Run Phase Expected contribution
Run 1 Phase 1 Collect τ = (s, a, s′, r); build state graph; infer preliminary semantics; mark dead ends
Run 2 Phase 1 + 3 Taboo dead ends; bias away from high-visit states; replay buffer informs exploration prior
Run 2 Phase 4 Higher semantics confidence on seen (s, a); lower uncertainty bonus → less random probing
Run 3 Phase 5–6 Goal hypotheses rank faster; plan reuse from strategy library
Run 3+ Phase 7 Stuck/waste detectors penalize loops that survived earlier runs

Canonical transition (join key across layers):

τ = (s, a, s′, r, terminal, diff, metadata)
state_hash = SHA-256(canonical grid JSON)

All cross-run comparisons should key on state_hash and episode_id scope — not raw pixel buffers.


8.1 Games and levels

Start with games suitable for short iteration cycles:

Target Setup Rationale
ls20 Setup A or B Community-suggested test bed for repeated-run comparison
bp35 Setup A or B Same
Additional ARC-AGI-3 games Setup A Generalization of learning signal

Document game ID, level ID, max actions cap, and random seed policy for each run.

8.2 Run matrix

Minimum experiment for publication-quality evidence:

Condition Persistence Runs
Adaptive Full Phase 1–3 memory R = 5
Fresh control None between runs R = 5
Random baseline N/A 1 per run slot

Report mean ± std of action count per run index k.

8.3 Analysis

  1. Plot actions(k) and dead_end_revisits(k) for adaptive vs fresh.
  2. Align trajectories on state_hash sequence; compute edit distance between consecutive runs.
  3. Export transitions to JSONL; verify hash stability (audit PASS).
  4. Optional: ablate Phase 3 memory off — if run-over-run gain disappears, memory layer is causal.

9. Relation to competition scoring

Two tracks (do not conflate):

Track Question Where measured
A. Evaluation plumbing Does Kaggle score the notebook?
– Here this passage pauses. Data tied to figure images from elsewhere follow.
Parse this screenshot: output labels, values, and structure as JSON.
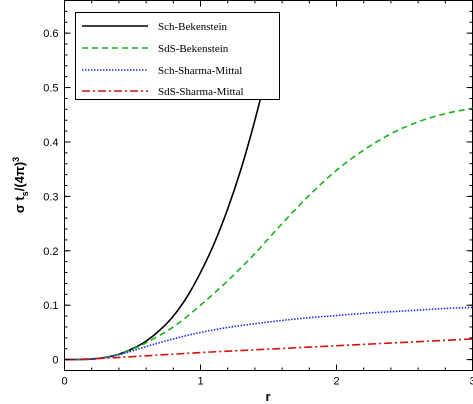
{
  "chart_data": {
    "type": "line",
    "xlabel": "r",
    "ylabel": "σ t",
    "ylabel_sub": "s",
    "ylabel_tail": "/(4π)",
    "ylabel_sup": "3",
    "xlim": [
      0,
      3
    ],
    "ylim": [
      -0.02,
      0.66
    ],
    "x_ticks": [
      0,
      1,
      2,
      3
    ],
    "x_tick_labels": [
      "0",
      "1",
      "2",
      "3"
    ],
    "y_ticks": [
      0,
      0.1,
      0.2,
      0.3,
      0.4,
      0.5,
      0.6
    ],
    "y_tick_labels": [
      "0",
      "0.1",
      "0.2",
      "0.3",
      "0.4",
      "0.5",
      "0.6"
    ],
    "grid": false,
    "legend_position": "top-left",
    "series": [
      {
        "name": "Sch-Bekenstein",
        "color": "#000000",
        "dash": "solid",
        "x": [
          0,
          0.1,
          0.2,
          0.3,
          0.4,
          0.5,
          0.6,
          0.7,
          0.8,
          0.9,
          1.0,
          1.1,
          1.2,
          1.3,
          1.4,
          1.5,
          1.57
        ],
        "y": [
          0,
          0.0003,
          0.001,
          0.004,
          0.01,
          0.02,
          0.034,
          0.054,
          0.08,
          0.115,
          0.16,
          0.213,
          0.277,
          0.352,
          0.44,
          0.54,
          0.62
        ]
      },
      {
        "name": "SdS-Bekenstein",
        "color": "#19b219",
        "dash": "dashed",
        "x": [
          0,
          0.1,
          0.2,
          0.3,
          0.4,
          0.5,
          0.6,
          0.8,
          1.0,
          1.2,
          1.4,
          1.6,
          1.8,
          2.0,
          2.2,
          2.4,
          2.6,
          2.8,
          3.0
        ],
        "y": [
          0,
          0.0003,
          0.001,
          0.004,
          0.01,
          0.019,
          0.031,
          0.06,
          0.1,
          0.145,
          0.195,
          0.25,
          0.302,
          0.348,
          0.385,
          0.415,
          0.437,
          0.452,
          0.462
        ]
      },
      {
        "name": "Sch-Sharma-Mittal",
        "color": "#1f2ee6",
        "dash": "dotted",
        "x": [
          0,
          0.1,
          0.2,
          0.3,
          0.4,
          0.5,
          0.6,
          0.8,
          1.0,
          1.2,
          1.4,
          1.6,
          1.8,
          2.0,
          2.2,
          2.4,
          2.6,
          2.8,
          3.0
        ],
        "y": [
          0,
          0.0003,
          0.001,
          0.004,
          0.009,
          0.016,
          0.024,
          0.038,
          0.05,
          0.059,
          0.066,
          0.072,
          0.077,
          0.081,
          0.085,
          0.088,
          0.091,
          0.094,
          0.096
        ]
      },
      {
        "name": "SdS-Sharma-Mittal",
        "color": "#d60f0f",
        "dash": "dashdot",
        "x": [
          0,
          0.2,
          0.4,
          0.6,
          0.8,
          1.0,
          1.2,
          1.4,
          1.6,
          1.8,
          2.0,
          2.2,
          2.4,
          2.6,
          2.8,
          3.0
        ],
        "y": [
          0,
          0.0015,
          0.004,
          0.007,
          0.01,
          0.013,
          0.0155,
          0.018,
          0.0205,
          0.023,
          0.0255,
          0.028,
          0.0305,
          0.033,
          0.0355,
          0.038
        ]
      }
    ]
  }
}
Gateway sidecar submit — see Gateway Deployment Spec
B. Agent intelligence How well does the agent play? Public score (single run)
C. Adaptive learning Does the agent improve on repeat? This protocol — local / instrumented runs

Track C requires persistence and paired runs — outside default Kaggle daily submit semantics.
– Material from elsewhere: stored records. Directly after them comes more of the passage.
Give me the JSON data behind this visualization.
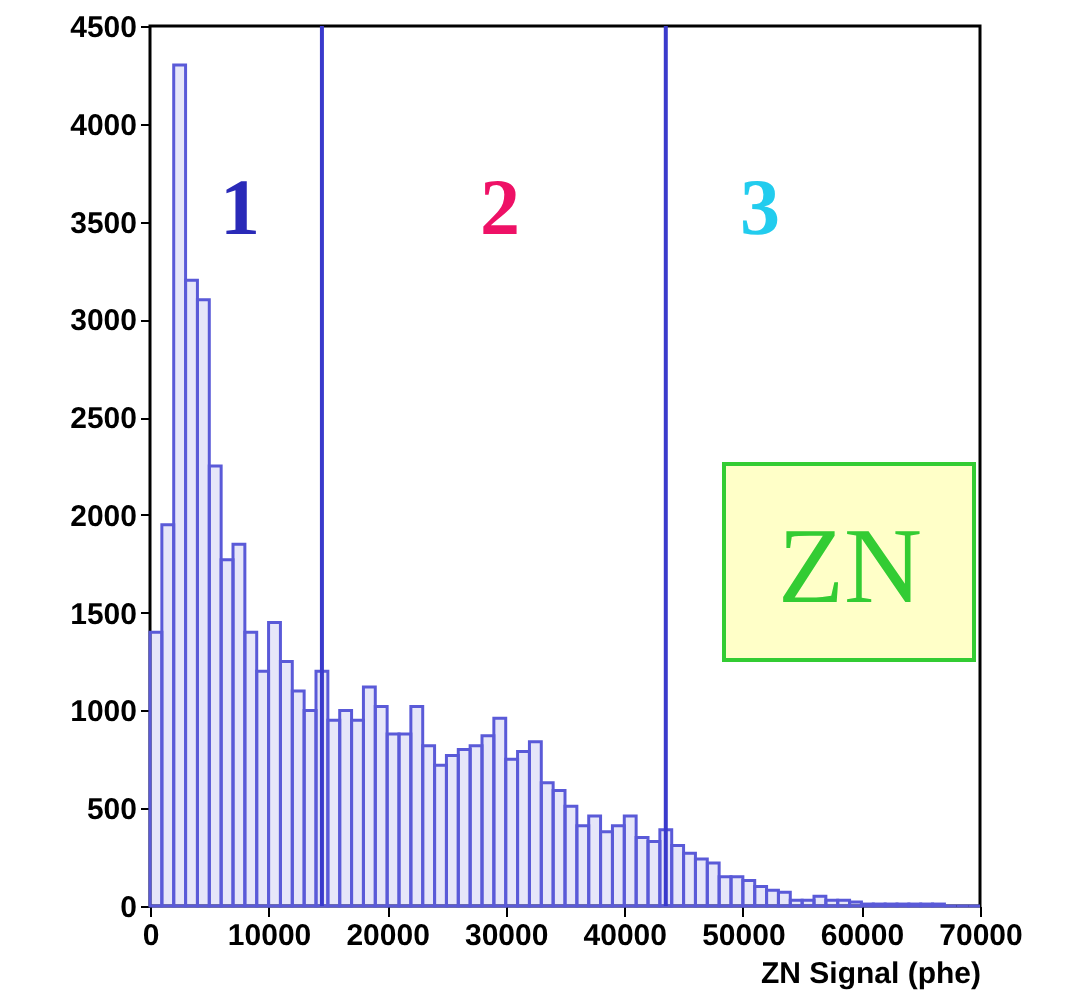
{
  "chart_data": {
    "type": "histogram",
    "xlabel": "ZN Signal (phe)",
    "bins": [
      0,
      1000,
      2000,
      3000,
      4000,
      5000,
      6000,
      7000,
      8000,
      9000,
      10000,
      11000,
      12000,
      13000,
      14000,
      15000,
      16000,
      17000,
      18000,
      19000,
      20000,
      21000,
      22000,
      23000,
      24000,
      25000,
      26000,
      27000,
      28000,
      29000,
      30000,
      31000,
      32000,
      33000,
      34000,
      35000,
      36000,
      37000,
      38000,
      39000,
      40000,
      41000,
      42000,
      43000,
      44000,
      45000,
      46000,
      47000,
      48000,
      49000,
      50000,
      51000,
      52000,
      53000,
      54000,
      55000,
      56000,
      57000,
      58000,
      59000,
      60000,
      61000,
      62000,
      63000,
      64000,
      65000,
      66000,
      67000,
      68000,
      69000,
      70000
    ],
    "values": [
      1400,
      1950,
      4300,
      3200,
      3100,
      2250,
      1770,
      1850,
      1400,
      1200,
      1450,
      1250,
      1100,
      1000,
      1200,
      950,
      1000,
      950,
      1120,
      1020,
      880,
      880,
      1020,
      820,
      720,
      770,
      800,
      820,
      870,
      960,
      750,
      790,
      840,
      630,
      590,
      510,
      410,
      460,
      380,
      410,
      460,
      350,
      330,
      390,
      310,
      270,
      240,
      220,
      150,
      150,
      130,
      100,
      80,
      70,
      30,
      30,
      50,
      30,
      30,
      20,
      10,
      10,
      10,
      10,
      10,
      10,
      10,
      0,
      0,
      0
    ],
    "color": "#5a5ad8",
    "xlim": [
      0,
      70000
    ],
    "xticks": [
      0,
      10000,
      20000,
      30000,
      40000,
      50000,
      60000,
      70000
    ],
    "ylim": [
      0,
      4500
    ],
    "yticks": [
      0,
      500,
      1000,
      1500,
      2000,
      2500,
      3000,
      3500,
      4000,
      4500
    ],
    "ref_lines": [
      {
        "axis": "x",
        "value": 14500,
        "color": "#3a3acc"
      },
      {
        "axis": "x",
        "value": 43500,
        "color": "#3a3acc"
      }
    ],
    "annotations": [
      "1",
      "2",
      "3",
      "ZN"
    ],
    "grid": false
  }
}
Practical recommendation: Use Track A+B for leaderboard presence; use Track C for research claims about adaptive reasoning.
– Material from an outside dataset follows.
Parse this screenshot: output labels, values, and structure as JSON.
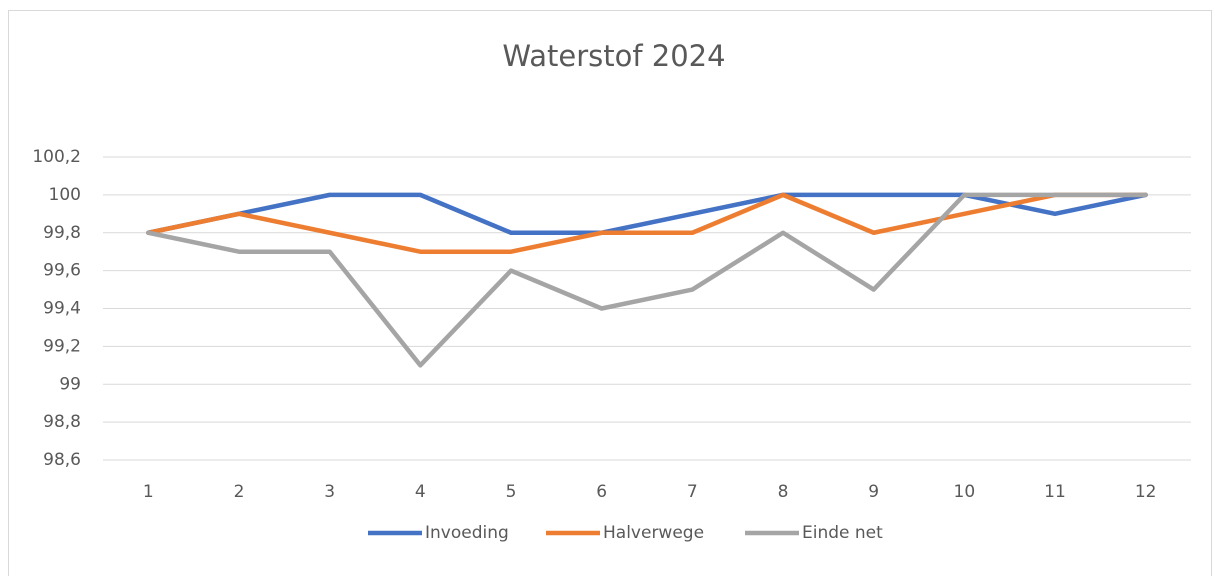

10. Submission frequency (eval infrastructure note)

Measuring learning curves meaningfully benefits from multiple evaluations per day (e.g. 5–10 submits) to iterate persistence and memory policies quickly. A single daily submit constrains feedback to one scalar — insufficient for run-over-run analysis on the platform itself.

Local replay evaluation (python -m asra complete-phase1, transition export, replay viewer) remains the primary loop for Track C regardless of submit quota.


11. Reporting template

Minimum tables for a repeated-run results section:

Table 1 — Run-over-run action count (Setup A, game ls20)

Run k Actions Dead-end revisits Unique states Win
1
2
3

Table 2 — Adaptive vs fresh (Run 3)

Condition Actions (mean ± std) Δ vs Run 1
Adaptive
Fresh control

Figure 1: actions(k) line plot, adaptive vs fresh, R runs.


12. Limitations

  • Stochastic environments: If level layout varies between runs, action count may not decrease monotonically — report distribution, not single pairs.
  • Kaggle isolation: Default competition rerun does not persist agent memory between daily submits; Track C is research-library first.
  • Score vs efficiency: Public score may not correlate with action efficiency on repeated runs — report both.
  • Overfitting to one game: Gains on ls20/bp35 must be replicated on held-out games.

13. References


14. One-line takeaway

A single ARC-AGI-3 score measures one run; repeated-run eval measures whether the agent learns. Formalize Setup A (full game) or Setup B (single level), persist transition-derived memory between runs, and report action count and dead-end revisits — adaptive agents should beat fresh-agent controls by run 2–3 if reasoning is real.